Stiekema Merel, Houben Frederik, Verheyen Fons, Borgers Marcel, Menzel Julia, Meschkat Martin, van Zandvoort Marc A M J, Ramaekers Frans C S, Broers Jos L V
Department of Genetics and Cell Biology, Maastricht University Medical Centre, Maastricht, Netherlands.
GROW-School for Oncology and Reproduction, Maastricht University Medical Centre, Maastricht, Netherlands.
Front Cell Dev Biol. 2022 Jun 16;10:914286. doi: 10.3389/fcell.2022.914286. eCollection 2022.
Invaginations of the nuclear membrane occur in different shapes, sizes, and compositions. Part of these pleiomorphic invaginations make up the nucleoplasmic reticulum (NR), while others are merely nuclear folds. We define the NR as tubular invaginations consisting of either both the inner and outer nuclear membrane, or only the inner nuclear membrane. Specifically, invaginations of both the inner and outer nuclear membrane are also called type II NR, while those of only the inner nuclear membrane are defined as type I NR. The formation and structure of the NR is determined by proteins associated to the nuclear membrane, which induce a high membrane curvature leading to tubular invaginations. Here we review and discuss the current knowledge of nuclear invaginations and the NR in particular. An increase in tubular invaginations of the nuclear envelope is associated with several pathologies, such as laminopathies, cancer, (reversible) heart failure, and Alzheimer's disease. Furthermore, viruses can induce both type I and II NR. In laminopathies, the amount of A-type lamins throughout the nucleus is generally decreased or the organization of lamins or lamin-associated proteins is disturbed. Also, lamin overexpression or modulation of lamin farnesylation status impacts NR formation, confirming the importance of lamin processing in NR formation. Virus infections reorganize the nuclear lamina (de)phosphorylation of lamins, leading to an uneven thickness of the nuclear lamina and in turn lobulation of the nuclear membrane and the formation of invaginations of the inner nuclear membrane. Since most studies on the NR have been performed with cell cultures, we present additional proof for the existence of these structures , focusing on a variety of differentiated cardiovascular and hematopoietic cells. Furthermore, we substantiate the knowledge of the lamin composition of the NR by super-resolution images of the lamin A/C and B1 organization. Finally, we further highlight the essential role of lamins in NR formation by demonstrating that (over)expression of lamins can induce aberrant NR structures.
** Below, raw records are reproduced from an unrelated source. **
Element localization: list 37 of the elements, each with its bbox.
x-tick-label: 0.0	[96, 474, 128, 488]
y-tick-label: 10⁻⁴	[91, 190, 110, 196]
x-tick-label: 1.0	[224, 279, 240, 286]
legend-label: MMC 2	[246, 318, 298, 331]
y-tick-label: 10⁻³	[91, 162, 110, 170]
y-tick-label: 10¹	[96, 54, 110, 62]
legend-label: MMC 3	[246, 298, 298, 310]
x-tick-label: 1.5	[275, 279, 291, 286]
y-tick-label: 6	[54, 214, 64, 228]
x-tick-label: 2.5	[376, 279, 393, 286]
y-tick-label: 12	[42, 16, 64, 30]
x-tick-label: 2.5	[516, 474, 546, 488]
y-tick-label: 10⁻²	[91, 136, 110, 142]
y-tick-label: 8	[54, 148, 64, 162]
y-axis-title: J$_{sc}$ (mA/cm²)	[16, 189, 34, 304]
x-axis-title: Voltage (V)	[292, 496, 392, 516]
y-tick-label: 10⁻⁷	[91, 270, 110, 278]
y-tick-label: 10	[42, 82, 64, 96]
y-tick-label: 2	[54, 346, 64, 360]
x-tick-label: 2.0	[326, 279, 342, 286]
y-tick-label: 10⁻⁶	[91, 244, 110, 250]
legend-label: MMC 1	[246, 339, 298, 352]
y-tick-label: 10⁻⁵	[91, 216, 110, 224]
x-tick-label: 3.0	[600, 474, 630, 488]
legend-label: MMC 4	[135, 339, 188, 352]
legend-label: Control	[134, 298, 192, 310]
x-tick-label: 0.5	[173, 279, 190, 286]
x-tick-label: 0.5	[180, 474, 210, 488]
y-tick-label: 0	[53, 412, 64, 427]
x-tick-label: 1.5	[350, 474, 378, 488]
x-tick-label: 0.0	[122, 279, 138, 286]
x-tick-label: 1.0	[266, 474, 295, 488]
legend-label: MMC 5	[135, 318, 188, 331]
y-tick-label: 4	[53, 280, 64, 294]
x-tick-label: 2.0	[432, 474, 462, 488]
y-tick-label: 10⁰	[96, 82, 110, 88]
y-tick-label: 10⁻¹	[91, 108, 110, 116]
核膜内陷呈现出不同的形状、大小和组成。这些多形性内陷的一部分构成了核质网(NR),而其他的则仅仅是核褶皱。我们将NR定义为由内核膜和外核膜两者,或仅由内核膜组成的管状内陷。具体而言,内核膜和外核膜的内陷也被称为II型NR,而仅内核膜的内陷则被定义为I型NR。NR的形成和结构由与核膜相关的蛋白质决定,这些蛋白质会诱导高膜曲率从而导致管状内陷。在此,我们回顾并讨论关于核内陷尤其是NR的当前知识。核膜管状内陷的增加与多种病理状况相关,如核纤层蛋白病、癌症、(可逆性)心力衰竭和阿尔茨海默病。此外,病毒可诱导I型和II型NR。在核纤层蛋白病中,整个细胞核中A型核纤层蛋白的数量通常会减少,或者核纤层蛋白或核纤层相关蛋白的组织会受到干扰。同样,核纤层蛋白的过表达或法尼基化状态的调节会影响NR的形成,证实了核纤层蛋白加工在NR形成中的重要性。病毒感染会使核纤层蛋白发生(去)磷酸化,从而重组核纤层,导致核纤层厚度不均,进而使核膜形成叶状以及内核膜内陷的形成。由于大多数关于NR的研究是在细胞培养中进行的,我们提供了这些结构存在的额外证据,重点关注各种分化的心血管和造血细胞。此外,我们通过核纤层蛋白A/C和B1组织的超分辨率图像,证实了NR的核纤层蛋白组成的知识。最后,我们通过证明核纤层蛋白的(过)表达可诱导异常的NR结构,进一步强调了核纤层蛋白在NR形成中的关键作用。